Massimo Montanari non ha certo bisogno di presentazioni. Ma se foste tra quei pochi che ancora non lo conoscono, sappiate che si tratta del più celebre storico italiano dell’alimentazione, autore di testi ormai classici come La cucina italiana. Storia di una cultura, L’identità italiana in cucina e La fame e l’abbondanza. Storia dell’alimentazione in Europa.
La sua ultima fatica editoriale s’intitola Amaro. Un gusto italiano, per i tipi di Laterza. Non lasciatevi ingannare dall’immagine di copertina, tuttavia: il libro non parla – non solo almeno – dei noti digestivi, ma di tutti quei prodotti che si caratterizzano per il sapore amaro o amarognolo e che sono protagonisti della cucina italiana: dai radicchi ai cavoli, da certe insalate alle melanzane, dai carciofi ai capperi, da certe erbe aromatiche come rosmarino o ginepro a tutta la famiglia degli agrumi, dalle olive a quei vini che l’amaro lo portano nel nome, come l’Amarone o il Negramaro, per arrivare al caffè e al cioccolato e finire con i digestivi di cui sopra.
“Non possiamo pensare all’amaro come a qualcosa di esclusivo del gusto italiano. La cucina di tutti i paesi, in varia misura, si confronta e si diverte con questo gusto complesso e difficile. Ma che sia tipico della tradizione italiana, questo è piuttosto evidente”

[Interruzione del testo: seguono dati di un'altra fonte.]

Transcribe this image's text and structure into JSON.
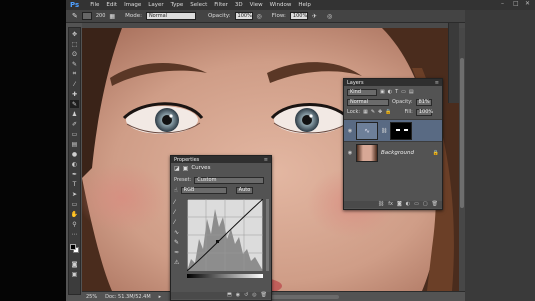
{
  "app": {
    "logo": "Ps"
  },
  "menu": [
    "File",
    "Edit",
    "Image",
    "Layer",
    "Type",
    "Select",
    "Filter",
    "3D",
    "View",
    "Window",
    "Help"
  ],
  "options": {
    "brush_size": "200",
    "mode_label": "Mode:",
    "mode_value": "Normal",
    "opacity_label": "Opacity:",
    "opacity_value": "100%",
    "flow_label": "Flow:",
    "flow_value": "100%"
  },
  "status": {
    "zoom": "25%",
    "doc": "Doc: 51.3M/52.4M"
  },
  "properties": {
    "title": "Properties",
    "adjustment": "Curves",
    "preset_label": "Preset:",
    "preset_value": "Custom",
    "channel_value": "RGB",
    "auto_label": "Auto"
  },
  "layers": {
    "title": "Layers",
    "kind_value": "Kind",
    "blend_value": "Normal",
    "opacity_label": "Opacity:",
    "opacity_value": "81%",
    "lock_label": "Lock:",
    "fill_label": "Fill:",
    "fill_value": "100%",
    "background_layer": "Background"
  },
  "colors": {
    "accent": "#596a83",
    "panel": "#535353",
    "ps_blue": "#4fa0ff"
  }
}
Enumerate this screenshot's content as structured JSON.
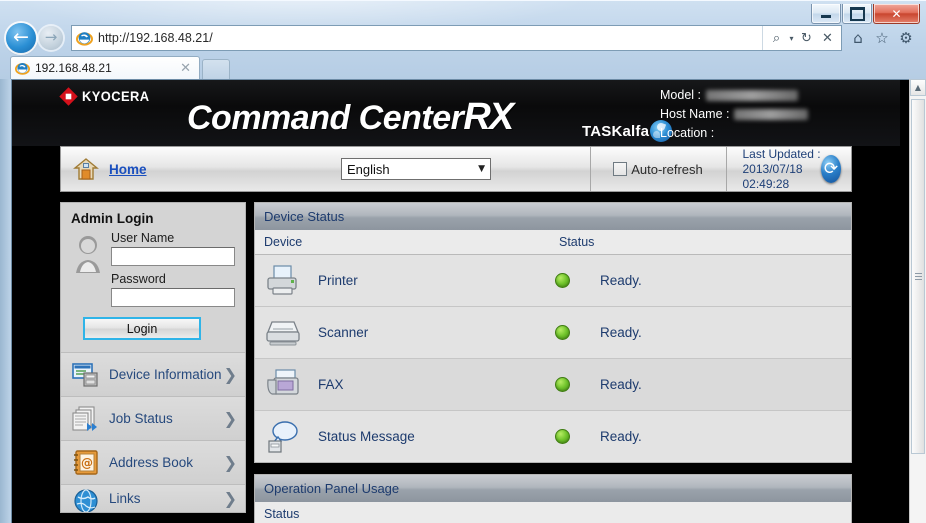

Questa è la tesi iniziale del libro, che nonostante il titolo è di godevolissima lettura. Ma la tesi si sviluppa lungo le pagine, arrivando a formare una sorta di trittico del gusto che vede ai suoi tre vertici l’amaro, per l’appunto, ma anche il crudo e le erbe. Eppure la lezione forse più importante del libro – e più in generale del mestiere di storico – è quella di insegnare a sfuggire gli essenzialismi, i determinismi. Come spiegare altrimenti l’attrazione tipicamente italiana verso il gusto, tra quelli esistenti, il più repellente? Ci spiega Montanari:
Quando parliamo di gusto giochiamo su entrambi i campi, a cavallo tra fisiologia e cultura: perché sono la lingua e il palato, cone le papille gustative, a sentire i sapori; ma chi li valuta (nel senso di giudicarli buoni o cattivi, quindi accettarli o rifiutarli) è il cervello, con tutto il carico di valori e modelli, giudizi e pregiudizi che vi sono storicamente stratificati, assumendo in ogni comunità specifici e particolari caratteri.
E se questo è vero, come lo è, allora possiamo estendere questa stessa logica a tutti gli altri sapori, a tutti quei piatti e pietanze che sono al di fuori delle nostre abitudini, di ciò che conosciamo, ed aprirci – aprire il nostro cervello, cioè – all’esplorazione, alla sperimentazione, infine, alla conoscenza. E così facendo sviluppare un gusto del tutto personale.